Depuis quelques temps, dans les commentaires internet des articles d’actualités, on voit fleurir des références à la loi Godwin un peu partout. Il est intéressant de se demander pourquoi et quelles en sont les conséquences.

Petit rappel : la loi de Godwin veut que plus une discussion dure longtemps, plus la probabilité d’y trouver une comparaison impliquant les nazis ou Hitler s’approche de 1. Dans un débat, faire référence au point Godwin revient à signifier à son interlocuteur qu’il vient de se discréditer en vérifiant la loi du même nom. Cette référence marque donc un terme au débat, par KO.

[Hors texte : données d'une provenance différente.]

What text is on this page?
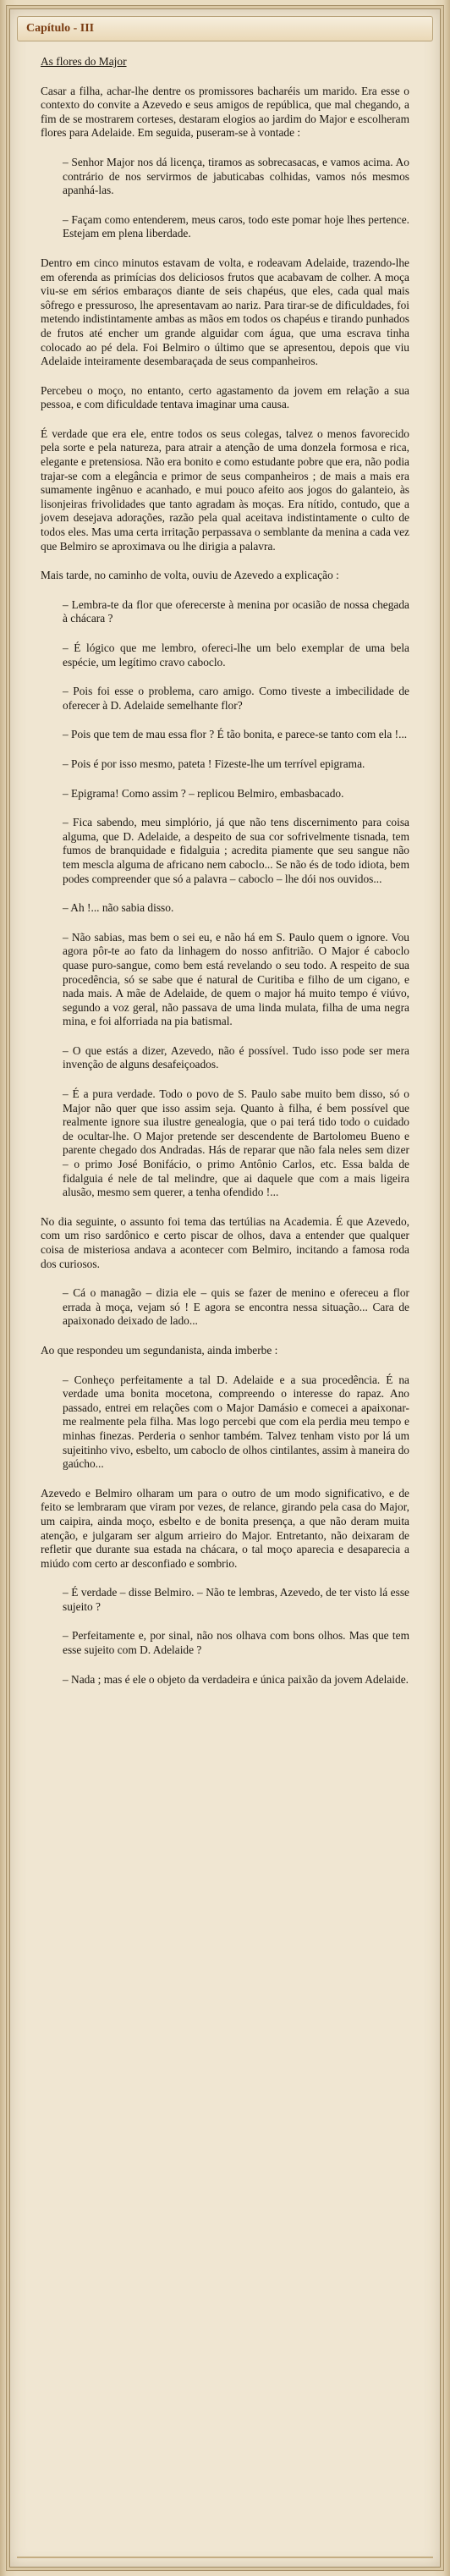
Capítulo - III
As flores do Major

Casar a filha, achar-lhe dentre os promissores bacharéis um marido. Era esse o contexto do convite a Azevedo e seus amigos de república, que mal chegando, a fim de se mostrarem corteses, destaram elogios ao jardim do Major e escolheram flores para Adelaide. Em seguida, puseram-se à vontade :

– Senhor Major nos dá licença, tiramos as sobrecasacas, e vamos acima. Ao contrário de nos servirmos de jabuticabas colhidas, vamos nós mesmos apanhá-las.

– Façam como entenderem, meus caros, todo este pomar hoje lhes pertence. Estejam em plena liberdade.

Dentro em cinco minutos estavam de volta, e rodeavam Adelaide, trazendo-lhe em oferenda as primícias dos deliciosos frutos que acabavam de colher. A moça viu-se em sérios embaraços diante de seis chapéus, que eles, cada qual mais sôfrego e pressuroso, lhe apresentavam ao nariz. Para tirar-se de dificuldades, foi metendo indistintamente ambas as mãos em todos os chapéus e tirando punhados de frutos até encher um grande alguidar com água, que uma escrava tinha colocado ao pé dela. Foi Belmiro o último que se apresentou, depois que viu Adelaide inteiramente desembaraçada de seus companheiros.

Percebeu o moço, no entanto, certo agastamento da jovem em relação a sua pessoa, e com dificuldade tentava imaginar uma causa.

É verdade que era ele, entre todos os seus colegas, talvez o menos favorecido pela sorte e pela natureza, para atrair a atenção de uma donzela formosa e rica, elegante e pretensiosa. Não era bonito e como estudante pobre que era, não podia trajar-se com a elegância e primor de seus companheiros ; de mais a mais era sumamente ingênuo e acanhado, e mui pouco afeito aos jogos do galanteio, às lisonjeiras frivolidades que tanto agradam às moças. Era nítido, contudo, que a jovem desejava adorações, razão pela qual aceitava indistintamente o culto de todos eles. Mas uma certa irritação perpassava o semblante da menina a cada vez que Belmiro se aproximava ou lhe dirigia a palavra.

Mais tarde, no caminho de volta, ouviu de Azevedo a explicação :

– Lembra-te da flor que oferecerste à menina por ocasião de nossa chegada à chácara ?

– É lógico que me lembro, ofereci-lhe um belo exemplar de uma bela espécie, um legítimo cravo caboclo.

– Pois foi esse o problema, caro amigo. Como tiveste a imbecilidade de oferecer à D. Adelaide semelhante flor?

– Pois que tem de mau essa flor ? É tão bonita, e parece-se tanto com ela !...

– Pois é por isso mesmo, pateta ! Fizeste-lhe um terrível epigrama.

– Epigrama! Como assim ? – replicou Belmiro, embasbacado.

– Fica sabendo, meu simplório, já que não tens discernimento para coisa alguma, que D. Adelaide, a despeito de sua cor sofrivelmente tisnada, tem fumos de branquidade e fidalguia ; acredita piamente que seu sangue não tem mescla alguma de africano nem caboclo... Se não és de todo idiota, bem podes compreender que só a palavra – caboclo – lhe dói nos ouvidos...

– Ah !... não sabia disso.

– Não sabias, mas bem o sei eu, e não há em S. Paulo quem o ignore. Vou agora pôr-te ao fato da linhagem do nosso anfitrião. O Major é caboclo quase puro-sangue, como bem está revelando o seu todo. A respeito de sua procedência, só se sabe que é natural de Curitiba e filho de um cigano, e nada mais. A mãe de Adelaide, de quem o major há muito tempo é viúvo, segundo a voz geral, não passava de uma linda mulata, filha de uma negra mina, e foi alforriada na pia batismal.

– O que estás a dizer, Azevedo, não é possível. Tudo isso pode ser mera invenção de alguns desafeiçoados.

– É a pura verdade. Todo o povo de S. Paulo sabe muito bem disso, só o Major não quer que isso assim seja. Quanto à filha, é bem possível que realmente ignore sua ilustre genealogia, que o pai terá tido todo o cuidado de ocultar-lhe. O Major pretende ser descendente de Bartolomeu Bueno e parente chegado dos Andradas. Hás de reparar que não fala neles sem dizer – o primo José Bonifácio, o primo Antônio Carlos, etc. Essa balda de fidalguia é nele de tal melindre, que ai daquele que com a mais ligeira alusão, mesmo sem querer, a tenha ofendido !...

No dia seguinte, o assunto foi tema das tertúlias na Academia. É que Azevedo, com um riso sardônico e certo piscar de olhos, dava a entender que qualquer coisa de misteriosa andava a acontecer com Belmiro, incitando a famosa roda dos curiosos.

– Cá o managão – dizia ele – quis se fazer de menino e ofereceu a flor errada à moça, vejam só ! E agora se encontra nessa situação... Cara de apaixonado deixado de lado...

Ao que respondeu um segundanista, ainda imberbe :

– Conheço perfeitamente a tal D. Adelaide e a sua procedência. É na verdade uma bonita mocetona, compreendo o interesse do rapaz. Ano passado, entrei em relações com o Major Damásio e comecei a apaixonar-me realmente pela filha. Mas logo percebi que com ela perdia meu tempo e minhas finezas. Perderia o senhor também. Talvez tenham visto por lá um sujeitinho vivo, esbelto, um caboclo de olhos cintilantes, assim à maneira do gaúcho...

Azevedo e Belmiro olharam um para o outro de um modo significativo, e de feito se lembraram que viram por vezes, de relance, girando pela casa do Major, um caipira, ainda moço, esbelto e de bonita presença, a que não deram muita atenção, e julgaram ser algum arrieiro do Major. Entretanto, não deixaram de refletir que durante sua estada na chácara, o tal moço aparecia e desaparecia a miúdo com certo ar desconfiado e sombrio.

– É verdade – disse Belmiro. – Não te lembras, Azevedo, de ter visto lá esse sujeito ?

– Perfeitamente e, por sinal, não nos olhava com bons olhos. Mas que tem esse sujeito com D. Adelaide ?

– Nada ; mas é ele o objeto da verdadeira e única paixão da jovem Adelaide.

Seulement, est-ce que toutes les comparaisons au régime hitlérien ou plus largement à une dictature sont infondées ?
Évidemment, mon propos n’est pas de dire que la France de 2011 est une dictature, ni un régime autoritaire. Mais lors d’une comparaison de deux éléments, nous ne mettons pas au même niveau l’ensemble des caractéristiques de ces derniers. Lorsque l’on dit que quelqu’un dort comme une marmotte, nous ne disons pas qu’il a la même fourrure ou qu’il est capable de prédire la météo comme Phil. Non, nous ne faisons référence qu’à une caractéristique précise de la marmotte : sa faculté à dormir. Ce n’est donc pas parce qu’on fait référence à la seconde guerre mondiale que nous pensons que l’objet comparé est en tout point identique.
Et si le point Godwin est de plus en plus courant sur les forums de discussion, c’est peut être pour une bonne raison : certaines comparaisons sont finalement justifiées.

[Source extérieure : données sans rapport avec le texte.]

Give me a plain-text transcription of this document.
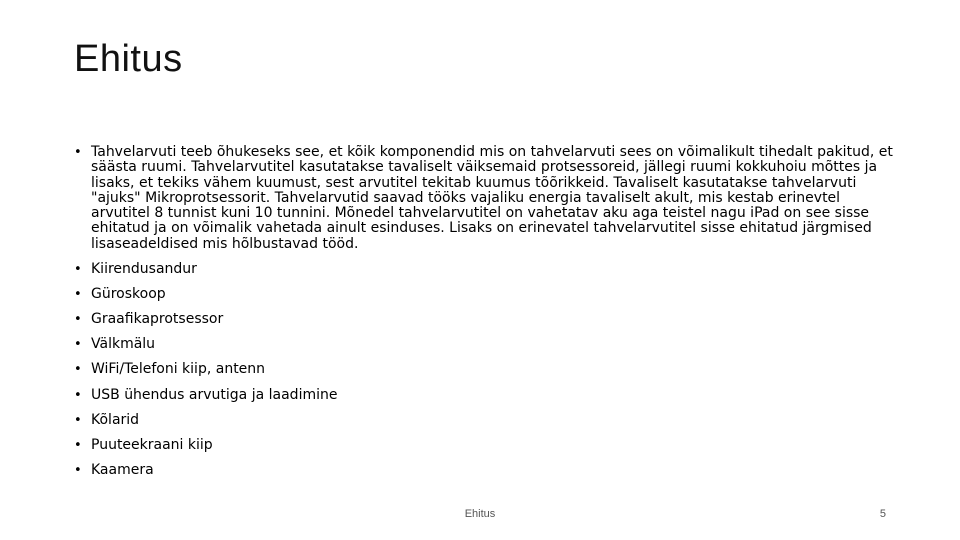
Ehitus
• Tahvelarvuti teeb õhukeseks see, et kõik komponendid mis on tahvelarvuti sees on võimalikult tihedalt pakitud, et säästa ruumi. Tahvelarvutitel kasutatakse tavaliselt väiksemaid protsessoreid, jällegi ruumi kokkuhoiu mõttes ja lisaks, et tekiks vähem kuumust, sest arvutitel tekitab kuumus tõõrikkeid. Tavaliselt kasutatakse tahvelarvuti "ajuks" Mikroprotsessorit. Tahvelarvutid saavad tööks vajaliku energia tavaliselt akult, mis kestab erinevtel arvutitel 8 tunnist kuni 10 tunnini. Mõnedel tahvelarvutitel on vahetatav aku aga teistel nagu iPad on see sisse ehitatud ja on võimalik vahetada ainult esinduses. Lisaks on erinevatel tahvelarvutitel sisse ehitatud järgmised lisaseadeldised mis hõlbustavad tööd.
• Kiirendusandur
• Güroskoop
• Graafikaprotsessor
• Välkmälu
• WiFi/Telefoni kiip, antenn
• USB ühendus arvutiga ja laadimine
• Kõlarid
• Puuteekraani kiip
• Kaamera
Ehitus	5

Justifié par le contexte économique et sociale.
Les premières comparaisons possible peuvent se faire sur le contexte économique et social. En effet, nous sommes aujourd’hui à la sortie d’une crise économique majeure comme celle qui a touché les pays occidentaux en 1929. Comme dans les années trente, nous subissons aujourd’hui une crise sociale importante qui fragilise la cohésion sociale. En effet, lorsque l’on souffre, une tendance naturelle est de repousser la faute sur les autres. Ainsi après la crise de 29, beaucoup d’hommes politiques d’Europe occidentale ont développé des thèses racistes et antisémites, accusant ainsi « l’autre » d’être à l’origine des souffrances de leurs pays. Il est intéressant de constater que ces hommes politiques, venu nourrir les rangs de l’extrême droite, venaient de toutes les bords politiques. Ainsi même au sein de la SFIO le débat a fait rage suscitant le départ de personnes développant des thèses nauséabondes. D’une façon générale, l’Europe connu alors une poussée des parties politiques d’extrême droite avec l’arrivée au pouvoir d’Hitler et de Mussolini pour ne citer qu’eux. En France, le débat de savoir s’il fallait jouer sur le rejet de l’autre ou au contraire renforcer la cohésion sociale a trouvé une première réponse avec le front populaire qui a permis grâce à une véritable politique sociale d’apporter des solutions. Avant d’être rattrapé par le régime nazi, on connait la suite.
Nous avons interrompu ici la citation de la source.